The Judicial Conference of the United States has announced today approved key steps to improve public access to federal courts by increasing the availability of court opinions and expanding the services and reducing the costs for many users of the Public Access to Electronic Court Records (PACER) system. At its biannual meeting in Washington, D.C., the Conference voted to:
-- Allow courts, at the discretion of the presiding judge, to make digital audio recordings of court hearings available online to the public through PACER, for $2.40 per audio file.
— Adjust the Electronic Public Access fee schedule so that users are not billed unless they accrue charges of more than $10 of PACER usage in a quarterly billing cycle, in effect quadrupling the amount of data available without charge. Currently, users are not billed until their accounts total at least $10 in a one-year period.
— Approve a pilot in up to 12 courts to publish federal district and bankruptcy court opinions via the Government Printing Office’s Federal Digital System (FDsys) so members of the public can more easily search across opinions and across courts.
The Conference approved the plan to make digital audio recordings available on PACER after a two-year pilot project showed significant public interest in accessing these files. Prior to the pilot, such access was possible only by obtaining a CD recording from a court clerk’s office for $26. During the pilot, Internet access to the same content cost eight cents, but the $2.40 fee approved today was deemed by the Conference to be reasonable and come closest to recouping, but not exceeding, costs. Digital audio recording is used in most bankruptcy and district courts (where magistrate judges account for most of the usage).

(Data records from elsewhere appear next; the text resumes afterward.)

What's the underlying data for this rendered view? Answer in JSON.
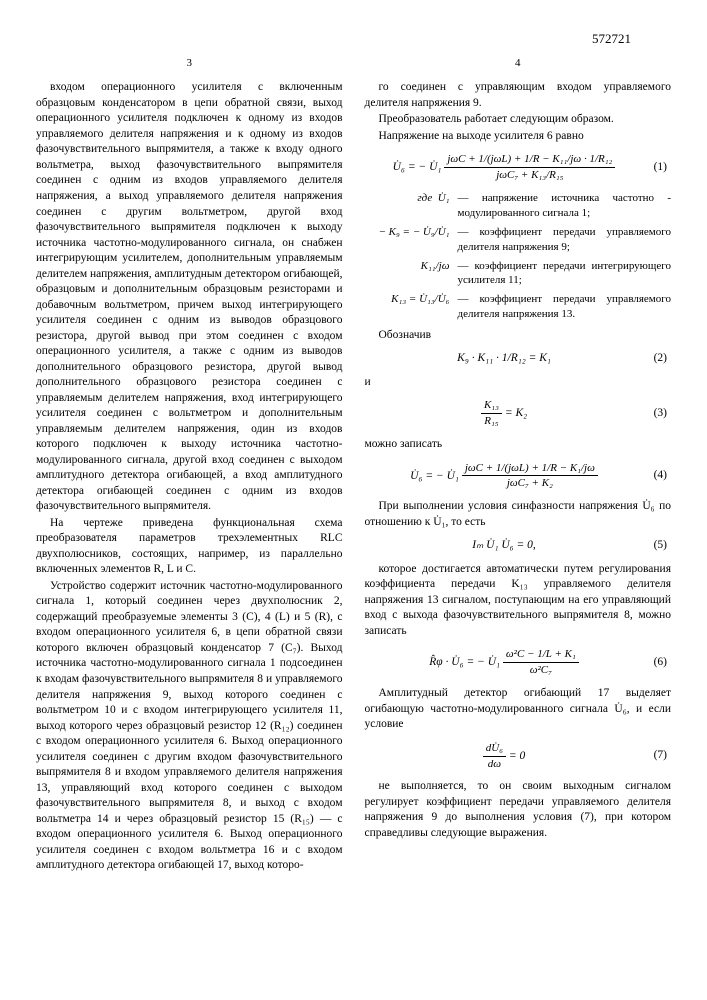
{
  "doc_number": "572721",
  "col_left_num": "3",
  "col_right_num": "4",
  "left_para": "входом операционного усилителя с включенным образцовым конденсатором в цепи обратной связи, выход операционного усилителя подключен к одному из входов управляемого делителя напряжения и к одному из входов фазочувствительного выпрямителя, а также к входу одного вольтметра, выход фазочувствительного выпрямителя соединен с одним из входов управляемого делителя напряжения, а выход управляемого делителя напряжения соединен с другим вольтметром, другой вход фазочувствительного выпрямителя подключен к выходу источника частотно-модулированного сигнала, он снабжен интегрирующим усилителем, дополнительным управляемым делителем напряжения, амплитудным детектором огибающей, образцовым и дополнительным образцовым резисторами и добавочным вольтметром, причем выход интегрирующего усилителя соединен с одним из выводов образцового резистора, другой вывод при этом соединен с входом операционного усилителя, а также с одним из выводов дополнительного образцового резистора, другой вывод дополнительного образцового резистора соединен с управляемым делителем напряжения, вход интегрирующего усилителя соединен с вольтметром и дополнительным управляемым делителем напряжения, один из входов которого подключен к выходу источника частотно-модулированного сигнала, другой вход соединен с выходом амплитудного детектора огибающей, а вход амплитудного детектора огибающей соединен с одним из входов фазочувствительного выпрямителя.",
  "left_para2": "На чертеже приведена функциональная схема преобразователя параметров трехэлементных RLC двухполюсников, состоящих, например, из параллельно включенных элементов R, L и С.",
  "left_para3": "Устройство содержит источник частотно-модулированного сигнала 1, который соединен через двухполюсник 2, содержащий преобразуемые элементы 3 (C), 4 (L) и 5 (R), с входом операционного усилителя 6, в цепи обратной связи которого включен образцовый конденсатор 7 (C₇). Выход источника частотно-модулированного сигнала 1 подсоединен к входам фазочувствительного выпрямителя 8 и управляемого делителя напряжения 9, выход которого соединен с вольтметром 10 и с входом интегрирующего усилителя 11, выход которого через образцовый резистор 12 (R₁₂) соединен с входом операционного усилителя 6. Выход операционного усилителя соединен с другим входом фазочувствительного выпрямителя 8 и входом управляемого делителя напряжения 13, управляющий вход которого соединен с выходом фазочувствительного выпрямителя 8, и выход с входом вольтметра 14 и через образцовый резистор 15 (R₁₅) — с входом операционного усилителя 6. Выход операционного усилителя соединен с входом вольтметра 16 и с входом амплитудного детектора огибающей 17, выход которо-",
  "right_para1": "го соединен с управляющим входом управляемого делителя напряжения 9.",
  "right_para2": "Преобразователь работает следующим образом.",
  "right_para3": "Напряжение на выходе усилителя 6 равно",
  "eq1_left": "U̇₆ = − U̇₁",
  "eq1_num": "jωC + 1/(jωL) + 1/R − K₁₁/jω · 1/R₁₂",
  "eq1_den": "jωC₇ + K₁₃/R₁₅",
  "eq1_no": "(1)",
  "where_label": "где",
  "w1_l": "U̇₁",
  "w1_r": "— напряжение источника частотно - модулированного сигнала 1;",
  "w2_l": "− K₉ = − U̇₉/U̇₁",
  "w2_r": "— коэффициент передачи управляемого делителя напряжения 9;",
  "w3_l": "K₁₁/jω",
  "w3_r": "— коэффициент передачи интегрирующего усилителя 11;",
  "w4_l": "K₁₃ = U̇₁₃/U̇₆",
  "w4_r": "— коэффициент передачи управляемого делителя напряжения 13.",
  "oboznach": "Обозначив",
  "eq2": "K₉ · K₁₁ · 1/R₁₂ = K₁",
  "eq2_no": "(2)",
  "i_word": "и",
  "eq3": "K₁₃/R₁₅ = K₂",
  "eq3_no": "(3)",
  "mozhno": "можно записать",
  "eq4_left": "U̇₆ = − U̇₁",
  "eq4_num": "jωC + 1/(jωL) + 1/R − K₁/jω",
  "eq4_den": "jωC₇ + K₂",
  "eq4_no": "(4)",
  "right_para4": "При выполнении условия синфазности напряжения U̇₆ по отношению к U̇₁, то есть",
  "eq5": "Iₘ U̇₁ U̇₆ = 0,",
  "eq5_no": "(5)",
  "right_para5": "которое достигается автоматически путем регулирования коэффициента передачи K₁₃ управляемого делителя напряжения 13 сигналом, поступающим на его управляющий вход с выхода фазочувствительного выпрямителя 8, можно записать",
  "eq6_left": "R̂φ · U̇₆ = − U̇₁",
  "eq6_num": "ω²C − 1/L + K₁",
  "eq6_den": "ω²C₇",
  "eq6_no": "(6)",
  "right_para6": "Амплитудный детектор огибающий 17 выделяет огибающую частотно-модулированного сигнала U̇₆, и если условие",
  "eq7": "dU̇₆/dω = 0",
  "eq7_no": "(7)",
  "right_para7": "не выполняется, то он своим выходным сигналом регулирует коэффициент передачи управляемого делителя напряжения 9 до выполнения условия (7), при котором справедливы следующие выражения.",
  "line_nums": [
    "5",
    "10",
    "15",
    "20",
    "25",
    "30",
    "35",
    "40",
    "45",
    "50",
    "55",
    "60",
    "65"
  ]
}
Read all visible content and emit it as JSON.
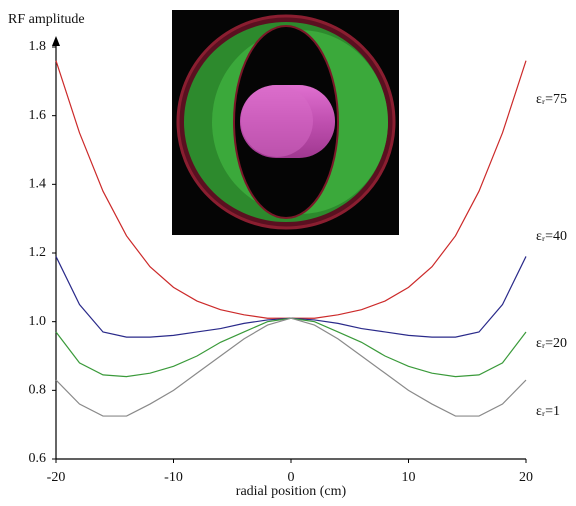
{
  "chart_data": {
    "type": "line",
    "y_label": "RF amplitude",
    "x_label": "radial position (cm)",
    "x": [
      -20,
      -18,
      -16,
      -14,
      -12,
      -10,
      -8,
      -6,
      -4,
      -2,
      0,
      2,
      4,
      6,
      8,
      10,
      12,
      14,
      16,
      18,
      20
    ],
    "series": [
      {
        "name": "εᵣ=75",
        "color": "#cc2a2a",
        "values": [
          1.76,
          1.55,
          1.38,
          1.25,
          1.16,
          1.1,
          1.06,
          1.035,
          1.02,
          1.01,
          1.01,
          1.01,
          1.02,
          1.035,
          1.06,
          1.1,
          1.16,
          1.25,
          1.38,
          1.55,
          1.76
        ]
      },
      {
        "name": "εᵣ=40",
        "color": "#2a2a8a",
        "values": [
          1.19,
          1.05,
          0.97,
          0.955,
          0.955,
          0.96,
          0.97,
          0.98,
          0.995,
          1.005,
          1.01,
          1.005,
          0.995,
          0.98,
          0.97,
          0.96,
          0.955,
          0.955,
          0.97,
          1.05,
          1.19
        ]
      },
      {
        "name": "εᵣ=20",
        "color": "#3a9a3a",
        "values": [
          0.97,
          0.88,
          0.845,
          0.84,
          0.85,
          0.87,
          0.9,
          0.94,
          0.97,
          1.0,
          1.01,
          1.0,
          0.97,
          0.94,
          0.9,
          0.87,
          0.85,
          0.84,
          0.845,
          0.88,
          0.97
        ]
      },
      {
        "name": "εᵣ=1",
        "color": "#8a8a8a",
        "values": [
          0.83,
          0.76,
          0.725,
          0.725,
          0.76,
          0.8,
          0.85,
          0.9,
          0.95,
          0.99,
          1.01,
          0.99,
          0.95,
          0.9,
          0.85,
          0.8,
          0.76,
          0.725,
          0.725,
          0.76,
          0.83
        ]
      }
    ],
    "xlim": [
      -20,
      20
    ],
    "xticks": [
      -20,
      -10,
      0,
      10,
      20
    ],
    "ylim": [
      0.6,
      1.8
    ],
    "yticks": [
      0.6,
      0.8,
      {
        "value": 1,
        "label": "1.0"
      },
      1.2,
      1.4,
      1.6,
      1.8
    ]
  }
}
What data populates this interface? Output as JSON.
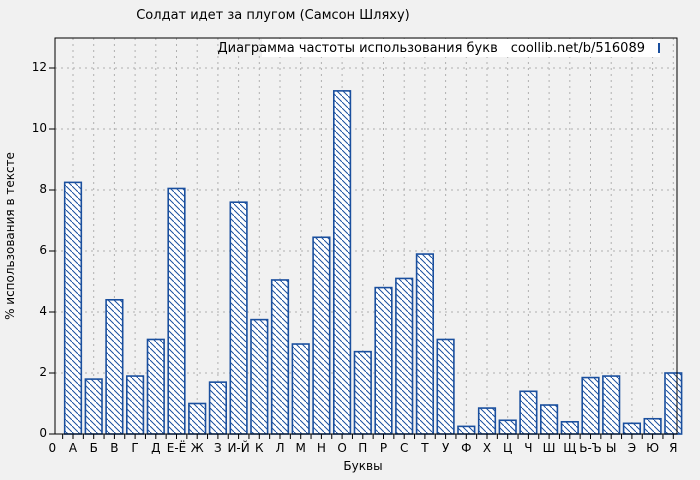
{
  "page": {
    "title": "Солдат идет за плугом (Самсон Шляху)"
  },
  "legend": {
    "label": "Диаграмма частоты использования букв",
    "source": "coollib.net/b/516089",
    "swatch_icon": "hatched-bar-sample"
  },
  "colors": {
    "bar": "#1a4f9e",
    "background": "#f1f1f1",
    "grid": "#b0b0b0",
    "axis": "#000000",
    "legend_background": "#ffffff"
  },
  "chart_data": {
    "type": "bar",
    "title": "Солдат идет за плугом (Самсон Шляху)",
    "xlabel": "Буквы",
    "ylabel": "% использования в тексте",
    "categories": [
      "0",
      "А",
      "Б",
      "В",
      "Г",
      "Д",
      "Е-Ё",
      "Ж",
      "З",
      "И-Й",
      "К",
      "Л",
      "М",
      "Н",
      "О",
      "П",
      "Р",
      "С",
      "Т",
      "У",
      "Ф",
      "Х",
      "Ц",
      "Ч",
      "Ш",
      "Щ",
      "Ь-Ъ",
      "Ы",
      "Э",
      "Ю",
      "Я"
    ],
    "values": [
      0,
      8.25,
      1.8,
      4.4,
      1.9,
      3.1,
      8.05,
      1.0,
      1.7,
      7.6,
      3.75,
      5.05,
      2.95,
      6.45,
      11.25,
      2.7,
      4.8,
      5.1,
      5.9,
      3.1,
      0.25,
      0.85,
      0.45,
      1.4,
      0.95,
      0.4,
      1.85,
      1.9,
      0.35,
      0.5,
      2.0
    ],
    "ylim": [
      0,
      13
    ],
    "yticks": [
      0,
      2,
      4,
      6,
      8,
      10,
      12
    ],
    "grid": true,
    "grid_style": "dashed",
    "bar_fill": "white-with-backslash-hatch",
    "legend_position": "top-inside",
    "legend_label": "Диаграмма частоты использования букв  coollib.net/b/516089"
  }
}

For printed court documents, the $10 fee waiver affects tens of thousands of PACER users. In fiscal year 2009, about 153,000 PACER account holders—nearly half of all active accounts— did not receive a bill. For that 12-month period, a quarterly waiver would have affected an additional 85,000 accounts— resulting in 75 percent of all active accounts not receiving bills. Analysis of fiscal year 2008 billing data showed a similar impact.